The Java method is given here :

protected static void loadDojoFishEye() {

     if (!dojoFishEyeLoaded) {

     doLoadFishEye();

     dojoFishEyeLoaded = true;

     }

     }

     static boolean dojoFishEyeLoaded = false;

The JavaScript (JSNI) method is the following one :

protected static native void doLoadFishEye()

     /*-{

     $wnd.dojo.declare("dojox.widget.TatamiFisheyeItem",

     $wnd.dojox.widget.FisheyeListItem, {

     onClick:function (e) {

    this.parent.gwtWidget.@com.objetdirect.tatami.client.FishEye::dispatchClick(Ljava/lang/String;)(this.iconSrc);

     }});

     }-*/;

The Java method is trivial. It just calls the JavaScript method if it hasn’t do it before.

    The content of the JavaScript method is more interesting. There are two parts: the first one asks for a script loading.

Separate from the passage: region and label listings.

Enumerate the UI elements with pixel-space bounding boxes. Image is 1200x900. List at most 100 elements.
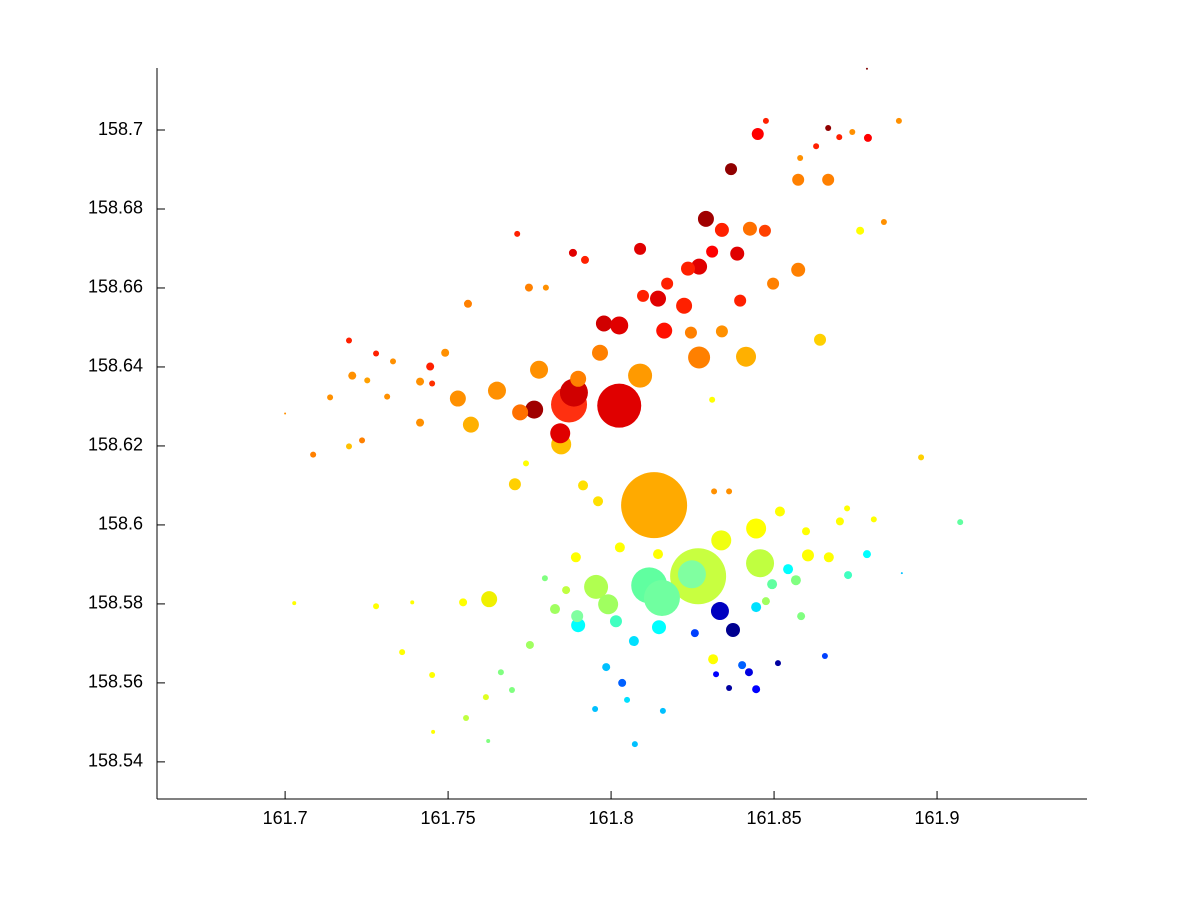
point [292,601,297,606]
point [284,412,287,415]
point [752,685,761,694]
point [571,610,584,623]
point [508,687,515,694]
point [650,290,667,307]
point [661,277,674,290]
point [618,678,627,687]
point [591,344,608,361]
point [690,629,699,638]
point [426,362,435,371]
point [813,143,820,150]
point [610,316,629,335]
point [525,640,534,649]
point [525,400,544,419]
point [592,705,599,712]
y-tick-label: 158.56 [88,672,143,692]
point [738,661,747,670]
point [348,371,357,380]
point [602,663,611,672]
point [783,564,794,575]
point [774,660,781,667]
point [863,133,872,142]
point [614,542,625,553]
point [634,242,647,255]
point [870,516,877,523]
point [711,530,732,551]
point [481,591,498,608]
point [715,325,728,338]
point [676,297,693,314]
point [598,594,619,615]
point [486,738,491,743]
point [746,518,767,539]
plot-area [284,67,964,748]
point [726,488,733,495]
point [570,552,581,563]
y-tick-label: 158.54 [88,751,143,771]
point [822,173,835,186]
point [681,261,696,276]
point [390,358,397,365]
point [643,579,680,616]
point [653,549,664,560]
x-tick-label: 161.8 [589,808,634,828]
point [900,572,903,575]
point [327,394,334,401]
point [514,230,521,237]
point [463,715,470,722]
point [957,519,964,526]
point [628,363,653,388]
point [449,390,466,407]
point [364,377,371,384]
point [711,488,718,495]
point [410,600,415,605]
point [523,460,530,467]
point [825,125,832,132]
point [856,226,865,235]
point [429,380,436,387]
point [746,549,775,578]
point [431,729,436,734]
x-tick-label: 161.75 [421,808,476,828]
point [651,620,666,635]
point [482,694,489,701]
point [862,550,871,559]
point [595,315,612,332]
point [462,416,479,433]
point [730,246,745,261]
point [441,348,450,357]
point [713,671,720,678]
x-tick-label: 161.9 [915,808,960,828]
point [823,552,834,563]
point [814,333,827,346]
point [791,262,806,277]
point [767,277,780,290]
point [835,517,844,526]
point [568,248,577,257]
point [384,393,391,400]
point [836,134,843,141]
point [609,615,622,628]
point [570,370,587,387]
point [736,346,757,367]
y-tick-label: 158.64 [88,356,143,376]
point [821,653,828,660]
point [691,258,708,275]
point [345,443,352,450]
point [487,381,506,400]
point [416,377,425,386]
point [416,418,425,427]
point [844,505,851,512]
point [767,579,778,590]
point [581,255,590,264]
point [918,454,925,461]
point [762,117,769,124]
point [621,472,688,539]
point [725,622,740,637]
point [373,350,380,357]
point [345,337,352,344]
point [790,575,801,586]
point [801,549,814,562]
point [550,604,561,615]
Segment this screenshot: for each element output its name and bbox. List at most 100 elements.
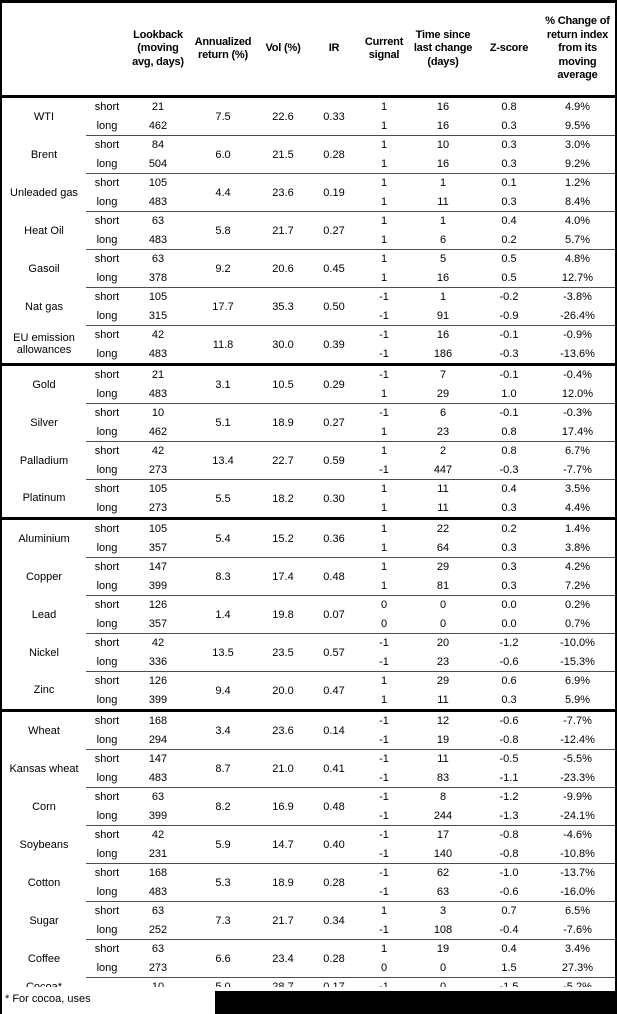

The second one creates a new Dojo Widget class.

    Script loading deals with Dojo scripts which implements the FishEye (FisheyeList.js file contained in the “widget” folder. This folder is included in the “src” folder of the

    Dojo distribution).

    With the creation of a new class of widget, we define once for all, how the Dojo widget is wired to the Tatami widget. We will explain this feature later, with more details.